Turkey’s busy diplomacy. Emirati Foreign Minister Sheikh Abdullah bin Zayed Al Nahyan visits his Turkish counterpart, Mevlut Cavusoglu, today in the latest sign of warming ties between the two countries. Abdullah bin Zayed’s visit comes on a busy day for Turkish diplomacy, as Cavusoglu hosts both Romanian Foreign Minister Bogdan Aurescu and Polish Foreign Minister Zbigniew Rau.
Keep an Eye On
Monkeypox fears. Ahmed Ogwell Ouma, the acting director of the Africa Centres for Disease Control and Prevention, urged countries on Thursday not to follow the example of the COVID-19 pandemic and hoard monkeypox vaccines, as the viral illness, endemic in West Africa and usually mild, spreads outside the African continent.
His comments come on the heels of those from South African health officials, who said there was no need for a mass vaccination campaign.
The Summit of the Americas. Mexican President Andrés Manuel López Obrador is to decide today whether to attend the Summit of the Americas in Los Angeles in June, after previously voicing his concern over the exclusion of leaders unfriendly to the United States.
On Thursday, U.S. officials confirmed that the United States was not inviting representatives from Venezuela or Nicaragua while still holding the door open for Cuba—despite President Miguel Díaz-Canel already dismissing the summit.
Following lobbying from former U.S. Sen. Chris Dodd, Brazilian President Jair Bolsonaro has confirmed his attendance at the June 6-10 summit.
U.N. China tour wraps. On Saturday, U.N. human rights chief Michelle Bachelet will take questions from the media at the conclusion of her six-day trip to China, which included stops in Xinjiang, home to the majority of the country’s persecuted Uyghur population.

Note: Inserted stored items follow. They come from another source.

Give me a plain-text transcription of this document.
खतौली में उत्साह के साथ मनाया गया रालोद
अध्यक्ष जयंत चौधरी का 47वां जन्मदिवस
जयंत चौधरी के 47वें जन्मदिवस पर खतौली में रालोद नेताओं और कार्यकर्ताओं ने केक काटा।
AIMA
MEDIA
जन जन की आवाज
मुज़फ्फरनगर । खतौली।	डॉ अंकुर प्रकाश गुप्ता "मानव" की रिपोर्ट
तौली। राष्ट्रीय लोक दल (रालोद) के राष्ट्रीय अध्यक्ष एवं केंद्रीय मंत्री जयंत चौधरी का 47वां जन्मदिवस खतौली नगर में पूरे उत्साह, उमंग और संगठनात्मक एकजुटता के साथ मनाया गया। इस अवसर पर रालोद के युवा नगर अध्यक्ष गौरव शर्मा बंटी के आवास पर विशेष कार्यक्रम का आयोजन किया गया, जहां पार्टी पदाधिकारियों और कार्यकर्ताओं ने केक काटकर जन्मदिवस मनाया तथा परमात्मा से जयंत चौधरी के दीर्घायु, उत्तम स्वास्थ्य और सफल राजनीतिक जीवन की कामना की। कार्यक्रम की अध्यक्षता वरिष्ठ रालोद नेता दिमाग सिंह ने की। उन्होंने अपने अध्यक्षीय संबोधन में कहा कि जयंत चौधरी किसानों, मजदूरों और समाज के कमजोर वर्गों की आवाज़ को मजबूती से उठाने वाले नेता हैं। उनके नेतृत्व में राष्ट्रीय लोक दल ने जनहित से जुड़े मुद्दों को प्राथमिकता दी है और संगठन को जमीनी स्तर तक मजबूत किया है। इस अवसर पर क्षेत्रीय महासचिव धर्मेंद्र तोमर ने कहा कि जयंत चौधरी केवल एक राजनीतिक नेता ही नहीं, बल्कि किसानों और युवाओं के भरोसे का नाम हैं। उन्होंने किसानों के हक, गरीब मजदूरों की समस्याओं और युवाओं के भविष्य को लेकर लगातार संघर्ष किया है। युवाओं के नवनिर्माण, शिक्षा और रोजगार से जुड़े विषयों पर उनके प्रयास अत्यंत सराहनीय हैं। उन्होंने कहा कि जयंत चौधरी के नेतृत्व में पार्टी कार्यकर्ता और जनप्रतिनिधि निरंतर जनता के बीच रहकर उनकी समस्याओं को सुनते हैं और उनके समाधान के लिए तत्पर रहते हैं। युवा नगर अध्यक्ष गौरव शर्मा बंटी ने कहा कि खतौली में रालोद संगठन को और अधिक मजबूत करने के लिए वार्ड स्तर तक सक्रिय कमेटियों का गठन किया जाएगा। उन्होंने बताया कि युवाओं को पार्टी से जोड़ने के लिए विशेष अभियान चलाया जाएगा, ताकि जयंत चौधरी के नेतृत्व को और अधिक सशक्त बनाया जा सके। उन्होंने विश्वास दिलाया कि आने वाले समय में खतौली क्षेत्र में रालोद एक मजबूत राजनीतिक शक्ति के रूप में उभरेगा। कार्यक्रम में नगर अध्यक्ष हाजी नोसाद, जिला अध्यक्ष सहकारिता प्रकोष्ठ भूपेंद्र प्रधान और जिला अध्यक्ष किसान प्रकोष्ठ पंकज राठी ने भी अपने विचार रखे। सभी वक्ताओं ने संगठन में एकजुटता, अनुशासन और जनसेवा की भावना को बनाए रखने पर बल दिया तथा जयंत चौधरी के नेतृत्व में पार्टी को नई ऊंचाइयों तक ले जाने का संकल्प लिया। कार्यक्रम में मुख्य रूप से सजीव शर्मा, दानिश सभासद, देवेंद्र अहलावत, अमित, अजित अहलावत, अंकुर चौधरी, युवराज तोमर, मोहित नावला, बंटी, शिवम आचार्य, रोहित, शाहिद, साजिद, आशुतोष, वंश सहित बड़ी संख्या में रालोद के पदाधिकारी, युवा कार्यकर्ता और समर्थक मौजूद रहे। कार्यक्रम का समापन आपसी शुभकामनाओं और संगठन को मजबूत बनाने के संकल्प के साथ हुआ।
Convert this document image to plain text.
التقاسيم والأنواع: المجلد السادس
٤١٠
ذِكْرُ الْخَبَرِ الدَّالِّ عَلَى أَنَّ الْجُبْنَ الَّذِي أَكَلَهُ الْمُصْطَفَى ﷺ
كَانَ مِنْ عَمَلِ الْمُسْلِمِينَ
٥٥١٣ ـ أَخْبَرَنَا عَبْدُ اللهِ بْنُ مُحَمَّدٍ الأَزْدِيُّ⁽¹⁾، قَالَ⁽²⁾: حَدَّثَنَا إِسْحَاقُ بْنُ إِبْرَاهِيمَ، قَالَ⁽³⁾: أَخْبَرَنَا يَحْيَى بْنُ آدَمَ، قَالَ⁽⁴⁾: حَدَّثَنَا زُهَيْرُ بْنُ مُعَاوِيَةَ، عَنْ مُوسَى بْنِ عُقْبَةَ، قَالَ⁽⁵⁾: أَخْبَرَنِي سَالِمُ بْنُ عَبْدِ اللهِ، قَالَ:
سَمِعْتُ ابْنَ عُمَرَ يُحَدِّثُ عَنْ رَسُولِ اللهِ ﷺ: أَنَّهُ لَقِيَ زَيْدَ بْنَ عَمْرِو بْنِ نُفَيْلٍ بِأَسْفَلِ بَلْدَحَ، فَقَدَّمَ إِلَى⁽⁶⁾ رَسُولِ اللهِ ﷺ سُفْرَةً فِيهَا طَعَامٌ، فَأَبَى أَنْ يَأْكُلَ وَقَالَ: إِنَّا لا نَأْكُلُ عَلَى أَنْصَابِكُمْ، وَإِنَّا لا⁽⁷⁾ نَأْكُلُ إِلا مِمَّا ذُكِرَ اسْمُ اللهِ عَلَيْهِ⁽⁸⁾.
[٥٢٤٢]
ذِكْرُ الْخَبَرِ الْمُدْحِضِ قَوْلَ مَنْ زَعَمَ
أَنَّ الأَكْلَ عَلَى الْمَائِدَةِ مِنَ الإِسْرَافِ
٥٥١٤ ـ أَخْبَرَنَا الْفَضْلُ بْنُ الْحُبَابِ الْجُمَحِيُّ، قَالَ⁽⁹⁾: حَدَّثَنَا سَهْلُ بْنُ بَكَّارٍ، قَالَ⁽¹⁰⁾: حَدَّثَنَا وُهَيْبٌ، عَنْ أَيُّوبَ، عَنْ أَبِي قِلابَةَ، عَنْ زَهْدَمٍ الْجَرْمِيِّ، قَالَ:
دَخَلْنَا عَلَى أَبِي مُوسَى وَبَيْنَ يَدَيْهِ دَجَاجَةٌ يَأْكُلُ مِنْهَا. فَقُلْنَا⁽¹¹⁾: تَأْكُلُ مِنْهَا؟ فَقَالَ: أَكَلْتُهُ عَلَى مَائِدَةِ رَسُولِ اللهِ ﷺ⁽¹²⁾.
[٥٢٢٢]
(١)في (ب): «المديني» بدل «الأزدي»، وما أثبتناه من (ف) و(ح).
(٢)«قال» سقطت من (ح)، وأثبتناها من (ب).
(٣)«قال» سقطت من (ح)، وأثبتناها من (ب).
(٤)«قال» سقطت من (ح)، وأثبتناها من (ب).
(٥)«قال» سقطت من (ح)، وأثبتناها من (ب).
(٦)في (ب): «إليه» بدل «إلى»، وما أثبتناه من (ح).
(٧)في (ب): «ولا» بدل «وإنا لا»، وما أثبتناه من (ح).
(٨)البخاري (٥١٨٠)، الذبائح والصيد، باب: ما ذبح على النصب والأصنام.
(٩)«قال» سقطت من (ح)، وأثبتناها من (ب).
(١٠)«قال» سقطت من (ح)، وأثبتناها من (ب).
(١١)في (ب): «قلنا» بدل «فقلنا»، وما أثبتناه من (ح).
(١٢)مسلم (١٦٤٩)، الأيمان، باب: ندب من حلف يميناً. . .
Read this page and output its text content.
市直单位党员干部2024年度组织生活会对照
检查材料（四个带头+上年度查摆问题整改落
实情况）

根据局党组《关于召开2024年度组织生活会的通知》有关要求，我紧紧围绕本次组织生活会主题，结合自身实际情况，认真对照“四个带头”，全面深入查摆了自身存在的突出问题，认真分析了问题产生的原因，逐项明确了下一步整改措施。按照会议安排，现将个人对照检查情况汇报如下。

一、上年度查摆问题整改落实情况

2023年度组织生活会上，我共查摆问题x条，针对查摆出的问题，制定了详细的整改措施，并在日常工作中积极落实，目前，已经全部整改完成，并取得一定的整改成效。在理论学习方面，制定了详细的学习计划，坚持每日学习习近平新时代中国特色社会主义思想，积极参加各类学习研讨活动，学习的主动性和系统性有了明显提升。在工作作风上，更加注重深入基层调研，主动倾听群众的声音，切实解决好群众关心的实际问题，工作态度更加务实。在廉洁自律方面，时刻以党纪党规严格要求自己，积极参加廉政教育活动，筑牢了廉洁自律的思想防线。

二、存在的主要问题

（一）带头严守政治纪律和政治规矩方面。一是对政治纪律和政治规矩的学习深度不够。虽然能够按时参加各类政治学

Bachelet’s remarks will be watched closely after the United States and other countries criticized the trip as stage-managed and not allowing for a true account of China’s rights abuses.
Khan’s ultimatum. Former Pakistani Prime Minister Imran Khan has given his successor Shehbaz Sharif six days to announce fresh elections, threatening to lead a march on the capital of Islamabad if the demand isn’t met. Khan disbanded a mass protest by his supporters on Thursday—but not before hundreds were detained by police as they clashed with security forces outside parliament.